Dieses Drehen um die eigene Person ist der Wahnsinn.

Solange wir arbeiten gehen, beruflich in bestimmten Rollen sind und auf unsere Wirkung achten und Aufgaben erledigen müssen, kontrollieren wir unsere inneren Impulse. Anders wäre berufliches Sozialleben nicht denkbar. Wenn wir aber nicht mehr beruflich unterwegs sind, wenn wir pensioniert sind oder in Rente, dann müssen wir uns um unsere Wirkung nicht mehr auf dieselbe Weise kümmern wie in einer beruflichen Rolle. Sie kann uns sogar vollkommen egal sein. Es geht ja um nichts mehr. 

Heißt das, dass wir dann unseren inneren Impulsen freien Lauf lassen können?
Können wir sie sozusagen von der Leine lassen und ihnen folgen, ohne Rücksicht auf Verluste? Weil wir nichts mehr zu verlieren haben? Nach dem Motto: „So bin ich eben!“?

Ich bin erstaunt, dass ältere Menschen, frei von beruflichen Zwängen und oft auch frei von anderen Verpflichtungen, davon auszugehen scheinen, dass sie sich nicht mehr um Rollenverhalten kümmern müssen, sondern immer und überall so sind, wie sie eben sind. Frei und ohne Zwänge. Und so geben sie oft  auch im sozialen Kontakt ihren inneren Impulsen nach. 
Am ehesten kann man es bei Gesprächen erleben. Es wird gesagt, was gerade in den Sinn kommt. Drauflosgeredet. Dabei wird inkauf genommen, dass der Redefluss dem inneren Assoziationsfluss folgt. Ganz nach dem Motto: raus damit! Oberste Priorität scheint zu sein, so zu sein, wie man ist, das zu sagen, was einem gerade in den Sinn kommt, das zu tun, worauf man Lust hat - okay, manchmal auch, was getan werden muss. Aber ungern. 
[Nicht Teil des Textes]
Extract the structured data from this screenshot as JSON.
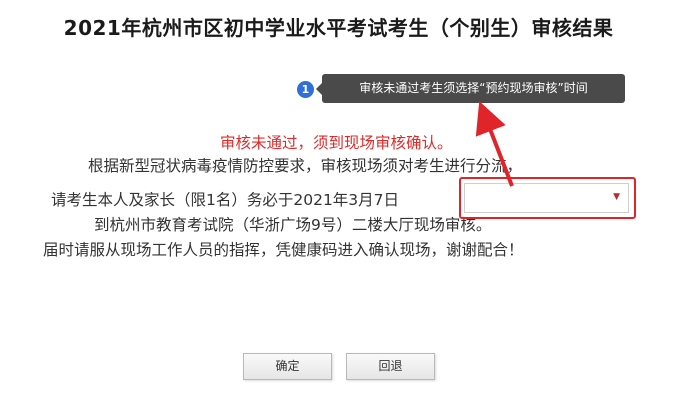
{
  "page": {
    "title": "2021年杭州市区初中学业水平考试考生（个别生）审核结果"
  },
  "tooltip": {
    "step": "1",
    "text": "审核未通过考生须选择“预约现场审核”时间"
  },
  "notice": {
    "warning": "审核未通过，须到现场审核确认。",
    "line2": "根据新型冠状病毒疫情防控要求，审核现场须对考生进行分流，",
    "line3_prefix": "请考生本人及家长（限1名）务必于2021年3月7日",
    "line4": "到杭州市教育考试院（华浙广场9号）二楼大厅现场审核。",
    "line5": "届时请服从现场工作人员的指挥，凭健康码进入确认现场，谢谢配合！"
  },
  "appointment_select": {
    "value": "",
    "arrow": "▼"
  },
  "buttons": {
    "confirm": "确定",
    "back": "回退"
  },
  "colors": {
    "warning_text": "#e02a2a",
    "highlight": "#e0252a",
    "badge": "#2e6fd8",
    "tooltip_bg": "#4a4a4a"
  }
}
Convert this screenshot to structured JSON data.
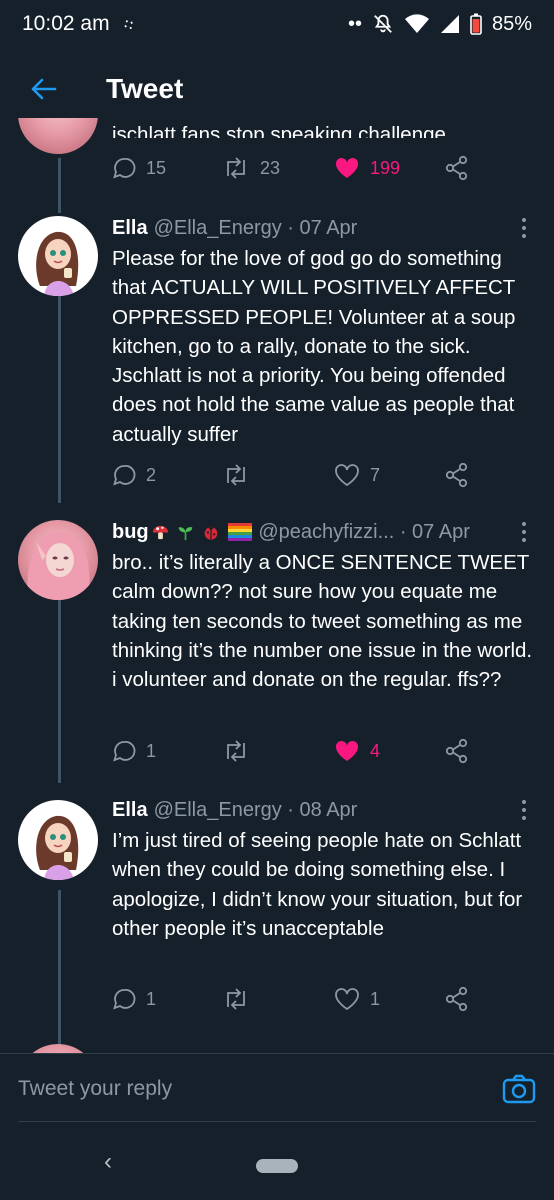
{
  "status_bar": {
    "time": "10:02 am",
    "battery": "85%"
  },
  "header": {
    "title": "Tweet"
  },
  "tweets": [
    {
      "text_fragment": "jschlatt fans stop speaking challenge",
      "replies": "15",
      "retweets": "23",
      "likes": "199",
      "liked": true
    },
    {
      "name": "Ella",
      "handle": "@Ella_Energy",
      "date": "07 Apr",
      "text": "Please for the love of god go do something that ACTUALLY WILL POSITIVELY AFFECT OPPRESSED PEOPLE! Volunteer at a soup kitchen, go to a rally, donate to the sick. Jschlatt is not a priority. You being offended does not hold the same value as people that actually suffer",
      "replies": "2",
      "retweets": "",
      "likes": "7",
      "liked": false
    },
    {
      "name": "bug",
      "handle": "@peachyfizzi...",
      "date": "07 Apr",
      "text": "bro.. it’s literally a ONCE SENTENCE TWEET calm down?? not sure how you equate me taking ten seconds to tweet something as me thinking it’s the number one issue in the world. i volunteer and donate on the regular. ffs??",
      "replies": "1",
      "retweets": "",
      "likes": "4",
      "liked": true
    },
    {
      "name": "Ella",
      "handle": "@Ella_Energy",
      "date": "08 Apr",
      "text": "I’m just tired of seeing people hate on Schlatt when they could be doing something else. I apologize, I didn’t know your situation, but for other people it’s unacceptable",
      "replies": "1",
      "retweets": "",
      "likes": "1",
      "liked": false
    }
  ],
  "reply_bar": {
    "placeholder": "Tweet your reply"
  },
  "colors": {
    "background": "#15202b",
    "accent": "#1d9bf0",
    "like": "#f91880",
    "muted": "#8b98a5"
  }
}
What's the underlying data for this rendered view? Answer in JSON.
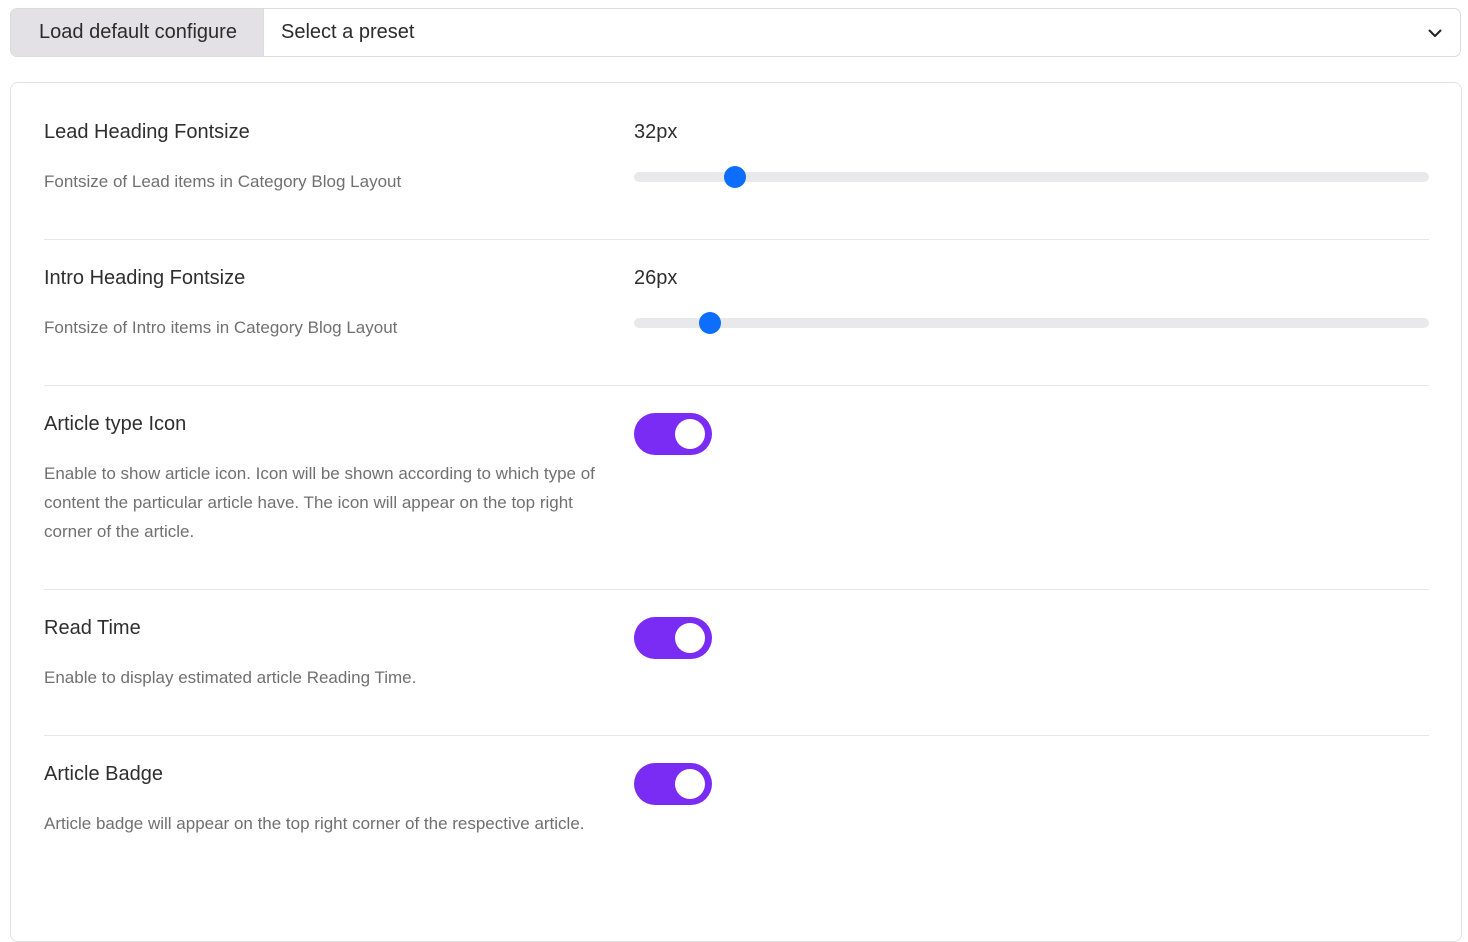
{
  "preset": {
    "load_label": "Load default configure",
    "select_value": "Select a preset"
  },
  "settings": [
    {
      "title": "Lead Heading Fontsize",
      "description": "Fontsize of Lead items in Category Blog Layout",
      "value_label": "32px",
      "slider_fraction": 0.127
    },
    {
      "title": "Intro Heading Fontsize",
      "description": "Fontsize of Intro items in Category Blog Layout",
      "value_label": "26px",
      "slider_fraction": 0.095
    },
    {
      "title": "Article type Icon",
      "description": "Enable to show article icon. Icon will be shown according to which type of content the particular article have. The icon will appear on the top right corner of the article.",
      "enabled": true
    },
    {
      "title": "Read Time",
      "description": "Enable to display estimated article Reading Time.",
      "enabled": true
    },
    {
      "title": "Article Badge",
      "description": "Article badge will appear on the top right corner of the respective article.",
      "enabled": true
    }
  ],
  "colors": {
    "slider_thumb": "#0d6efd",
    "toggle_on": "#7a2cf5",
    "load_button_bg": "#e3e1e6"
  },
  "icons": {
    "select_caret": "chevron-down-icon"
  }
}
Dieses Drehen um die eigene Person und diese Idee, es müsse immer schön sein, ist der Wahnsinn. 

Alle Alten, oder besser gesagt die allermeisten, sind aktiv. Von hier nach da und von diesem Event zum nächsten. Das Leben soll schön sein! Und das ist gut so. Daran ist nichts falsch. 

Die Frage ist, mit welcher Haltung sind wir unterwegs. 
Mit welcher Haltung sorgen wir dafür, das es schön ist?

Soll es für mich schön sein - oder soll es für die anderen schön sein - oder soll es für alle Beteiligten schön sein? Oder soll etwas Schönes gemacht werden? Soll etwa Schönes entstehen? Und wenn es nicht schön ist, was dann? Wer hat schuld? Wer ist verantwortlich? Und die Frage aller Fragen: Sind wir bereit Frustration zu ertragen? 

Übrigens:Bei diesem Drehen um die eigene Person geht es m.E. nicht um Egozentrik oder Egoismus. Es passiert vielen älteren Menschen einfach von selbst, ohne dass sie es merken, dass sie sich zum Zentrum von allem machen. Ich vermute, sie sehen keine Alternative. Wenn ihnen niemand sagt, was zu tun ist und welche Prioritäten zu verfolgen sind, kommt einfach das an erster Stelle, was da ist, und das sind sie selbst.